Ouleye Ndoye is a global leader in health and human rights with over a decade of experience in government, non-profits, and academia. She has received fellowships and scholarships to work, teach, and study in Africa, Asia, the Middle East, Europe and at home in the USA. Her advocacy for girls and women has been highlighted by C-Span, New York Times, Washington Post and Atlanta Voice, among other news outlets.

Committed to bridging the academic-practitioner gap, Ndoye is currently pursuing her doctorate in public health at the Harvard T.H. Chan School of Public Health.  She is a term-member of the Council on Foreign Relations (CFR).

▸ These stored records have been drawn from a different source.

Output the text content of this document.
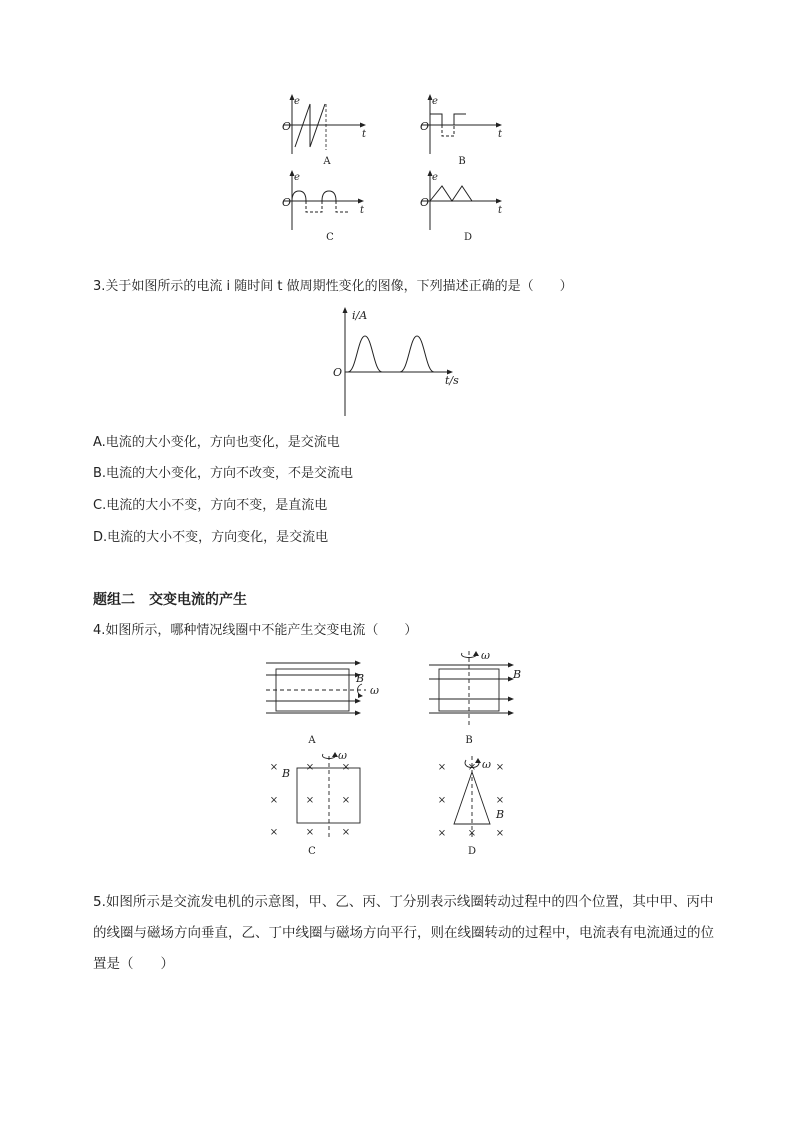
e
O
t
A
e
O
t
B
e
O
t
C
e
O
t
D
3.关于如图所示的电流 i 随时间 t 做周期性变化的图像，下列描述正确的是（　　）
i/A
O
t/s
A.电流的大小变化，方向也变化，是交流电
B.电流的大小变化，方向不改变，不是交流电
C.电流的大小不变，方向不变，是直流电
D.电流的大小不变，方向变化，是交流电
题组二　交变电流的产生
4.如图所示，哪种情况线圈中不能产生交变电流（　　）
B
ω
A
ω
B
B
ω
B
×	×	×
×	×	×
×	×	×
C
ω
B
× × ×
×	×
× × ×
D
5.如图所示是交流发电机的示意图，甲、乙、丙、丁分别表示线圈转动过程中的四个位置，其中甲、丙中的线圈与磁场方向垂直，乙、丁中线圈与磁场方向平行，则在线圈转动的过程中，电流表有电流通过的位置是（　　）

Ndoye received the U.S. Department of State’s Critical Language Scholarship to study in Cairo, Egypt. Through the Institute for International Public Policy (IIPP) Fellowship, she interviewed African asylum seekers in Tel Aviv, Israel and administered a USAID grant for the Women’s Health Education and Prevention Strategies Alliance, where she worked with girls in rural Senegal to prevent child marriage, increase educational outcomes, and create opportunities for entrepreneurship.

As a Luce Scholar, she worked in Southeast Asia for over a year, living at a center focused on rehabilitating child survivors of sex-trafficking along Thailand’s borders with Myanmar and Laos in the northern province of Chiang Rai — “The Golden Triangle.” Nearly a decade later, she collaborated closely with The Partnership for Freedom, "a public-private partnership dedicated to promoting innovative solutions to end modern day slavery” in the City of Atlanta, where she was appointed Senior Human Trafficking Fellow, a member of the Mayor’s executive cabinet.

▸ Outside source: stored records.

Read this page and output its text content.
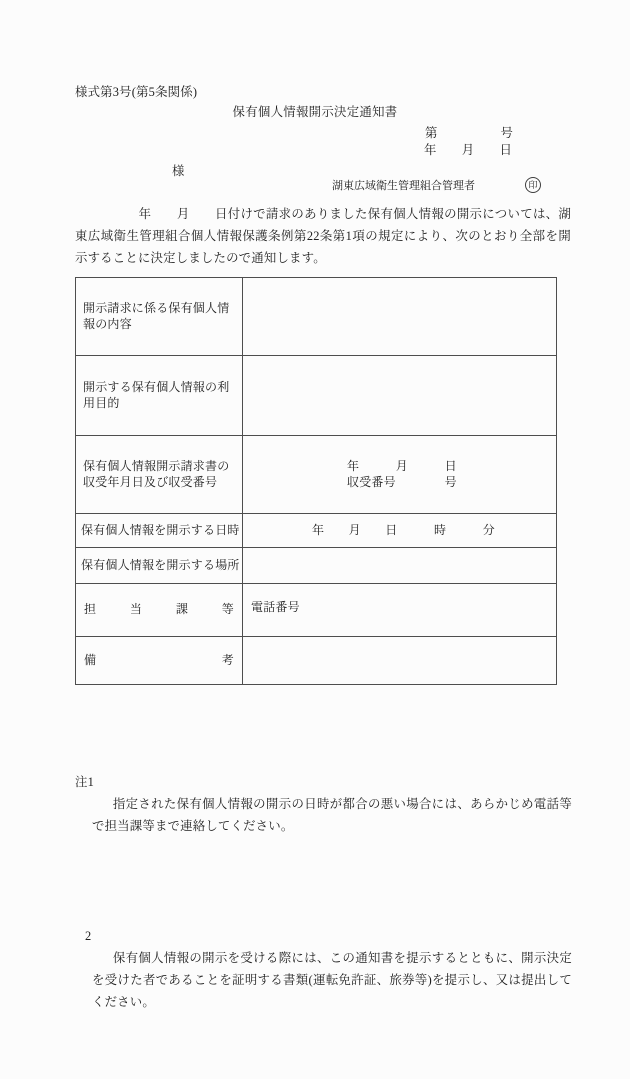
様式第3号(第5条関係)
保有個人情報開示決定通知書
第　　　　　号
年　　月　　日
様
湖東広域衛生管理組合管理者	印
　　　　　年　　月　　日付けで請求のありました保有個人情報の開示については、湖東広域衛生管理組合個人情報保護条例第22条第1項の規定により、次のとおり全部を開示することに決定しましたので通知します。
開示請求に係る保有個人情報の内容	
開示する保有個人情報の利用目的	
保有個人情報開示請求書の収受年月日及び収受番号	年　　　月　　　日
収受番号　　　　号

保有個人情報を開示する日時	年　　月　　日　　　時　　　分
保有個人情報を開示する場所	
担当課等	電話番号

備考	

注1

指定された保有個人情報の開示の日時が都合の悪い場合には、あらかじめ電話等で担当課等まで連絡してください。

2

保有個人情報の開示を受ける際には、この通知書を提示するとともに、開示決定を受けた者であることを証明する書類(運転免許証、旅券等)を提示し、又は提出してください。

Ndoye continues this work today with Georgia’s Criminal Justice Coordinating Council (CJCC) where she is pioneering the development of best practices for how the State of Georgia will respond to agricultural labor trafficking. She is a member of the Board of Directors for Wellspring Living, a non-profit organization providing transformative care for victims of sex trafficking — and those at risk — with specialized recovery services through residential and community-based programs.

Ndoye cares deeply about women’s well-being and maternal health. She completed Postpartum Doula classes with DONA International in 2017, and to this end, founded the Ministry of Motherhood at Ebenezer Baptist Church that same year, to walk with new moms on the road from pregnancy through the early months and years of motherhood. In 2020, she joined the Board of Motherhood Beyond Bars, the only nonprofit organization in the state of Georgia offering health education, advocacy and support for incarcerated pregnant women and the caregivers that take in their newborn babies. She continues to research this through the Maternal Health Leadership Lab at Harvard. Her greatest accomplishment to date is becoming the proud mother of two incredible small humans, Chloé Ndiémè and Caleb Babacar.

Born and raised in upstate New York, she graduated from Spelman College, Phi Beta Kappa, summa cum laude with honors, in the top 1% of her class. Ndoye went on to earn her master of science from the University of Oxford, Green Templeton College, in the United Kingdom; and master of arts from Columbia University in the City of New York. Passionate about the betterment of society at home and abroad, Ouleye Ndoye continues to dedicate her professional and intellectual pursuits to causes that support women’s and children’s rights in the United States and around the world.